Экономка подала мне кофе.
— Подожди, — сказала она парню и пошла в комнату.
— Кто же тебя послал?
— Да я уж сам подумал, может, они пришли бы, — сбивчиво проговорил молочник. — Мать-то, того и гляди, совсем задохнется. Уже третий год пошел, как у ней задышка… С осени слегли и все говорят, что смерти ждут… Так уж пусть и не думают, что я даже врача не позвал, раз отец не хочет… Двух кроликов вот продал… заплачу как полагается, если бы пан доктор согласились прийти, да хоть и довез бы, дорога-то плохая. Тут у меня повозка, — он махнул рукой, показывая назад, за спину, где на улице стояла его повозка.
— А сколько тебе лет?
— Двадцатый пошел.
И правда, подумалось мне, такой простак на первый взгляд, а говорит толково. Видать, и вправду ему двадцать будет.
— Да ты уж совсем жених, — сказал я, добавив про себя: «А выглядит мальчикам». — В школу-то ты ходил, читать умеешь?
— В деревне-то пока жили, ходил, а после, как мы в замок нанялись, там уж не ходил. Но вот «Псалтырь» могу читать. Вот и нынче, когда матери плохо, заснуть не могут, я и читаю по ночам разные песни, «Град могучий», к примеру… всю без книжки знаю. И вот эту знаю: «Время радости…» и «Сила божья, чудная…» — два стиха. И еще знаю…
— А кто тебя научил?
— В школе, да и мать умеет.
— А отец? Отец у тебя есть?
— Есть, да он с нами не живет.
— А где же? — полюбопытствовал я.
— Уже целую зиму у этой сучки…
— У кого?
— У скотницы. К нам и есть не приходит.
— Почему?
— Мать-то лежат, а мое варево он, мол, жрать не будет, мать-то съедят, да и я тоже. Да еще, мол, некому ему постирать да пошить. Я-то сам себе…
— Ну, а мать-то отец иногда навещает?
— Заходит… Да он все к скотнице перетаскал, с ней и живет.
— А мать что на это? Скотнице-то?
— Они и не видятся, да мать рада, что та за отцом присматривает.
— А к отцу мать не ходила?..
— Да вот осенью было пошла, звала его… Он ей сказал: «Помирай или оживи, тогда вернусь к тебе». А сейчас, как напьется, все к матери приходит плакать… да потом как разойдется, так бы и добил ее прямо в постели, не вступись я.
— А чего он злится?
— Вроде, мол, мать виновата, что он так опустился…
— Как это?
— Ну, скотница эта… Кому не лень, все у ней перебывали. А ему, мол, стыдно. — Парень, видимо, повторял услышанное от других.

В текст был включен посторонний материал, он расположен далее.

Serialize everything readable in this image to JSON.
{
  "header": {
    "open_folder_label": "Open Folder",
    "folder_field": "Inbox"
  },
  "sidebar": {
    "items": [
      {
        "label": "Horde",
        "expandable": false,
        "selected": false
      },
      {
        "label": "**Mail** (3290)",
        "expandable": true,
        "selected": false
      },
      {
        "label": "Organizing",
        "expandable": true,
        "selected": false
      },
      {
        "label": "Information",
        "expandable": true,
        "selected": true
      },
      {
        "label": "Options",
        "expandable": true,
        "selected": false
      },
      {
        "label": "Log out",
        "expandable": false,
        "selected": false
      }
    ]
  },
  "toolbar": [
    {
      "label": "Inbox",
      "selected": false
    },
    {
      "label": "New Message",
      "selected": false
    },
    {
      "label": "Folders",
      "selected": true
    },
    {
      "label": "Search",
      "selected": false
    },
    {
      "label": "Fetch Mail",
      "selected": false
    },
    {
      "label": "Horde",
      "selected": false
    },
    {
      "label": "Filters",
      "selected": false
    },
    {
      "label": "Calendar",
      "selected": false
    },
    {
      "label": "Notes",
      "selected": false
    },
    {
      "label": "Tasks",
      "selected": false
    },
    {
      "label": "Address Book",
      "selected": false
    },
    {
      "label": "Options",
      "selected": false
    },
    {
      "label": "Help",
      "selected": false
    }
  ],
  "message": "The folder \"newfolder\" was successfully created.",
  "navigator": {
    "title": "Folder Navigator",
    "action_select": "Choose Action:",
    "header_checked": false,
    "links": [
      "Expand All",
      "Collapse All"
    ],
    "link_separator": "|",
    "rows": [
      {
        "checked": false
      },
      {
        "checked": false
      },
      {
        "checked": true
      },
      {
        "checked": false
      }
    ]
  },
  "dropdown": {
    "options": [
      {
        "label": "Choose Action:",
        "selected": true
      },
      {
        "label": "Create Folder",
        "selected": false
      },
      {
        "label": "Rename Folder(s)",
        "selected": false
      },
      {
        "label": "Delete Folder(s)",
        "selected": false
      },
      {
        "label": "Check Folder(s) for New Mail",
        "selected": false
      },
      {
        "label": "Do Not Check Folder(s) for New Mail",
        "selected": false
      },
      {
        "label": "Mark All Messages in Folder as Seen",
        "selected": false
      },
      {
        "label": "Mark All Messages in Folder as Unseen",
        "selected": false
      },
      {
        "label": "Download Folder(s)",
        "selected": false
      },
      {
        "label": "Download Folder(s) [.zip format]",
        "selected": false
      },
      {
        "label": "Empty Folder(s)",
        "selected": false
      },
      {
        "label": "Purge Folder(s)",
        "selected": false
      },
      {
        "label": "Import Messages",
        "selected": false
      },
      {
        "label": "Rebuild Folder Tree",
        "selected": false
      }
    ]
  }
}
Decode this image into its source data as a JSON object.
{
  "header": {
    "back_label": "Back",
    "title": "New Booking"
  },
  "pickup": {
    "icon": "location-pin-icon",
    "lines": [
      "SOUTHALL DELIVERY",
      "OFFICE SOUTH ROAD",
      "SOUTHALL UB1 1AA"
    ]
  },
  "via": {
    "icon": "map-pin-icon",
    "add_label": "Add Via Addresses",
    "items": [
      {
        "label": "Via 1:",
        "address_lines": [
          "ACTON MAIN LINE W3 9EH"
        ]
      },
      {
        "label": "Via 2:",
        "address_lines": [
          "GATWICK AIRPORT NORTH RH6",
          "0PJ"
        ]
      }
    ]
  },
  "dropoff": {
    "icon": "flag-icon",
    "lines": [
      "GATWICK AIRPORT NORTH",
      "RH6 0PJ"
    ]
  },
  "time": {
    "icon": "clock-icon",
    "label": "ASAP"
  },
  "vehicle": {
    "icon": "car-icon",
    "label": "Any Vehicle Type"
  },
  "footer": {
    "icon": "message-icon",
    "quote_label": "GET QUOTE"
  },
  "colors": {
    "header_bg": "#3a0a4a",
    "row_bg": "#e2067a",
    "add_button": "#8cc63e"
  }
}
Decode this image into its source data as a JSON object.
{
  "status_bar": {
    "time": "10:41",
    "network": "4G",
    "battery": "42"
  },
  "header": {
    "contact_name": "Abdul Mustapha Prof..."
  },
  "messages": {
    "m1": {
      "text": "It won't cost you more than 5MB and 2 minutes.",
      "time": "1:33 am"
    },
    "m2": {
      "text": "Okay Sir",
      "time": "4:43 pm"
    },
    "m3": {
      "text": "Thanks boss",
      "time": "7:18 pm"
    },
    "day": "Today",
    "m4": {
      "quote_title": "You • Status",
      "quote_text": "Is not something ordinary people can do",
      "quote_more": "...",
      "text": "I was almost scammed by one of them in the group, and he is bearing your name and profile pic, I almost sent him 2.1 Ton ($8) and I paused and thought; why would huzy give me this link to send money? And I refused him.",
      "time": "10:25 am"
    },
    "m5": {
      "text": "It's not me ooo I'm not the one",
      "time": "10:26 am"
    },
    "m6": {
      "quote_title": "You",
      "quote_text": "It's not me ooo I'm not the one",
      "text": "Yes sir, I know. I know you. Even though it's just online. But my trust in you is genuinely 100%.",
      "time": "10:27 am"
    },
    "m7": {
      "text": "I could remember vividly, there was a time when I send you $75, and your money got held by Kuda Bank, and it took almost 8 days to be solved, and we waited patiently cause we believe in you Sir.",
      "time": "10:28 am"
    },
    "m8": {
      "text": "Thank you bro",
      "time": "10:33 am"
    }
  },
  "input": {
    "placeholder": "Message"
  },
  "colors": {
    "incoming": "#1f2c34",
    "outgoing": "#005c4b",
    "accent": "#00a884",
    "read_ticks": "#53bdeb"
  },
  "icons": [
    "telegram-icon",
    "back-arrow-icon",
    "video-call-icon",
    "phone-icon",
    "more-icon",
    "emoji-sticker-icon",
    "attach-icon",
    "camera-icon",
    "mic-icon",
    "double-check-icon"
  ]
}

Вернулась экономка и сказала, что доктор сейчас не может, а после обеда непременно приедет.
— А сколько это стоит? Я заплачу и в аптеке, если чего надо… — Молочник покраснел от радости, не зная, куда деть шапку, он то надевал, то стаскивал ее и в смятении, размахивая полами сермяги, лез куда-то под мышку за кошельком с деньгами.
— Ты мне, что ли, собрался платить?! — окликнула его экономка. — Пану доктору, потом, вот дурачок! — Экономка, на правах старого знакомства, назвала его, как принято называть простаков.
— Ну да, конечно. Вы уж позаботьтесь, чтоб он не забыл! — Молочник даже обрадовался этому доверительному обращению, обеими руками натянул шапку на уши и, громко пожелав «доброго здоровья», даже забыл пройти на цыпочках по каменному полу прихожей…
Замок «Заводье» с новой красной трубой расположен в двадцати минутах ходьбы от города. Хозяином там стал какой-то еврей, не знаю, арендатор или уже владелец.
Это было старое, обшарпанное дворянское поместье, двухэтажный дом с причудливой двойной деревянной кровлей и овальными окошками наверху. Прочное строение с множеством сводов.
Шоссе, проходящее мимо замка, сворачивает к парадному входу, представляющему собой ворота с колоннами, защищенными крышей, под которой до сих пор можно разглядеть потрескавшийся герб. Там, на этой вымощенной площадке, в давние времена, когда еще крестьянин работал задаром, разряженные кучеры поджидали своих господ…
Во двор, где хозяйственные постройки, ведет дорога ниже замка, а повыше от шоссе отходит еще одна, со стороны поля.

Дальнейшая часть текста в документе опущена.